Scotty McGee

No. 30
- Position: Kick returner

Personal information
- Born: December 4, 1986 (age 39) Virginia Beach, Virginia, U.S.
- Listed height: 5 ft 8 in (1.73 m)
- Listed weight: 182 lb (83 kg)

Career information
- High school: Ocean Lakes (Virginia Beach, Virginia)
- College: James Madison
- NFL draft: 2010: 6th round, 203rd overall pick

Career history
- Jacksonville Jaguars (2010–2011);
- Stats at Pro Football Reference

= Scotty McGee =

American football player (born 1986)

Scotty McGee (born December 4, 1986) is an American former professional football cornerback. He played cornerback for James Madison University.
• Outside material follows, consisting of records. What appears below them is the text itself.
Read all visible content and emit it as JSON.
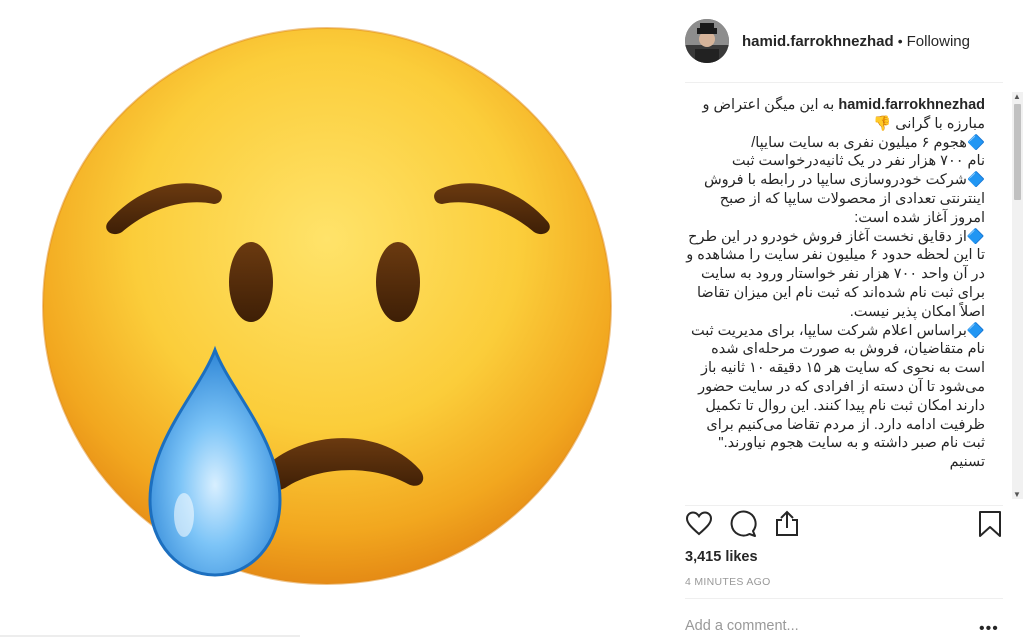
{
  "post": {
    "username": "hamid.farrokhnezhad",
    "separator": "•",
    "follow_status": "Following",
    "caption_user": "hamid.farrokhnezhad",
    "caption_text": " به این میگن اعتراض و مبارزه با گرانی 👎\n🔷هجوم ۶ میلیون نفری به سایت سایپا/\nنام ۷۰۰ هزار نفر در یک ثانیه‌درخواست ثبت\n🔷شرکت خودروسازی سایپا در رابطه با فروش اینترنتی تعدادی از محصولات سایپا که از صبح امروز آغاز شده است:\n🔷از دقایق نخست آغاز فروش خودرو در این طرح تا این لحظه حدود ۶ میلیون نفر سایت را مشاهده و در آن واحد ۷۰۰ هزار نفر خواستار ورود به سایت برای ثبت نام شده‌اند که ثبت نام این میزان تقاضا اصلاً امکان پذیر نیست.\n🔷براساس اعلام شرکت سایپا، برای مدیریت ثبت نام متقاضیان، فروش به صورت مرحله‌ای شده است به نحوی که سایت هر ۱۵ دقیقه ۱۰ ثانیه باز می‌شود تا آن دسته از افرادی که در سایت حضور دارند امکان ثبت نام پیدا کنند. این روال تا تکمیل ظرفیت ادامه دارد. از مردم تقاضا می‌کنیم برای ثبت نام صبر داشته و به سایت هجوم نیاورند.\"\nتسنیم",
    "likes": "3,415 likes",
    "timestamp": "4 MINUTES AGO",
    "comment_placeholder": "Add a comment...",
    "more_label": "•••"
  },
  "icons": {
    "like": "heart-icon",
    "comment": "comment-bubble-icon",
    "share": "share-icon",
    "save": "bookmark-icon",
    "media": "crying-face-emoji"
  },
  "colors": {
    "diamond": "#2f7fe6",
    "emoji_face": "#f7c02b",
    "tear": "#4aa8ef",
    "timestamp": "#999999"
  }
}
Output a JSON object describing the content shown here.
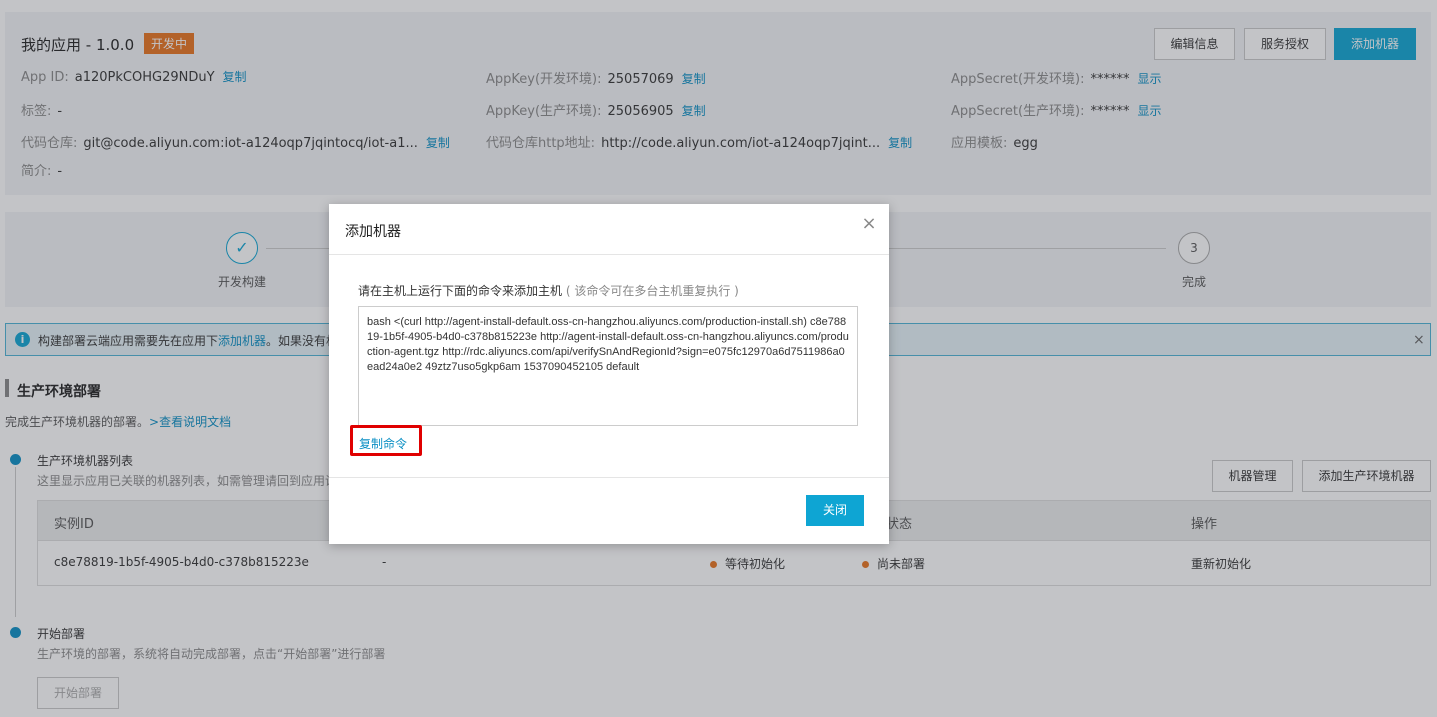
{
  "app": {
    "title": "我的应用 - 1.0.0",
    "status": "开发中",
    "buttons": {
      "edit": "编辑信息",
      "auth": "服务授权",
      "add_machine": "添加机器"
    },
    "fields": {
      "app_id_label": "App ID:",
      "app_id": "a120PkCOHG29NDuY",
      "appkey_dev_label": "AppKey(开发环境):",
      "appkey_dev": "25057069",
      "appsecret_dev_label": "AppSecret(开发环境):",
      "appsecret_dev": "******",
      "tags_label": "标签:",
      "tags": "-",
      "appkey_prod_label": "AppKey(生产环境):",
      "appkey_prod": "25056905",
      "appsecret_prod_label": "AppSecret(生产环境):",
      "appsecret_prod": "******",
      "repo_label": "代码仓库:",
      "repo": "git@code.aliyun.com:iot-a124oqp7jqintocq/iot-a1...",
      "repo_http_label": "代码仓库http地址:",
      "repo_http": "http://code.aliyun.com/iot-a124oqp7jqint...",
      "template_label": "应用模板:",
      "template": "egg",
      "intro_label": "简介:",
      "intro": "-"
    },
    "copy": "复制",
    "show": "显示"
  },
  "steps": {
    "step1_label": "开发构建",
    "step3_number": "3",
    "step3_label": "完成"
  },
  "notice": {
    "icon": "info-icon",
    "text_prefix": "构建部署云端应用需要先在应用下",
    "link": "添加机器",
    "text_suffix": "。如果没有机"
  },
  "section": {
    "title": "生产环境部署",
    "desc": "完成生产环境机器的部署。",
    "doc_link": ">查看说明文档"
  },
  "machine_list": {
    "title": "生产环境机器列表",
    "desc": "这里显示应用已关联的机器列表，如需管理请回到应用设",
    "btn_manage": "机器管理",
    "btn_add": "添加生产环境机器",
    "columns": [
      "实例ID",
      "状态",
      "操作"
    ],
    "rows": [
      {
        "id": "c8e78819-1b5f-4905-b4d0-c378b815223e",
        "col2": "-",
        "init_status": "等待初始化",
        "deploy_status": "尚未部署",
        "action": "重新初始化"
      }
    ]
  },
  "start_deploy": {
    "title": "开始部署",
    "desc": "生产环境的部署，系统将自动完成部署，点击“开始部署”进行部署",
    "button": "开始部署"
  },
  "modal": {
    "title": "添加机器",
    "desc": "请在主机上运行下面的命令来添加主机",
    "note": "( 该命令可在多台主机重复执行 )",
    "command": "bash <(curl http://agent-install-default.oss-cn-hangzhou.aliyuncs.com/production-install.sh) c8e78819-1b5f-4905-b4d0-c378b815223e http://agent-install-default.oss-cn-hangzhou.aliyuncs.com/production-agent.tgz http://rdc.aliyuncs.com/api/verifySnAndRegionId?sign=e075fc12970a6d7511986a0ead24a0e2 49ztz7uso5gkp6am 1537090452105 default",
    "copy_command": "复制命令",
    "close": "关闭"
  },
  "colors": {
    "accent": "#0ea5d3",
    "status_orange": "#e8731e",
    "highlight": "#e00000"
  }
}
McGee was selected by the Jacksonville Jaguars in the sixth round of the 2010 NFL draft. He was placed on the injured reserve list on September 22, 2010. McGee was waived on September 3, 2011.

As a teenager, McGee's older brother Marcus "Moe" McGee was killed in a shooting. McGee founded the Christianity-themed MOETIVS clothing line in his brother's honor. After leaving the NFL, McGee became a grief counselor for the families of violent crime victims. He also began work with the Justice Coalition to support victims of violent crime.

McGee is married with three children.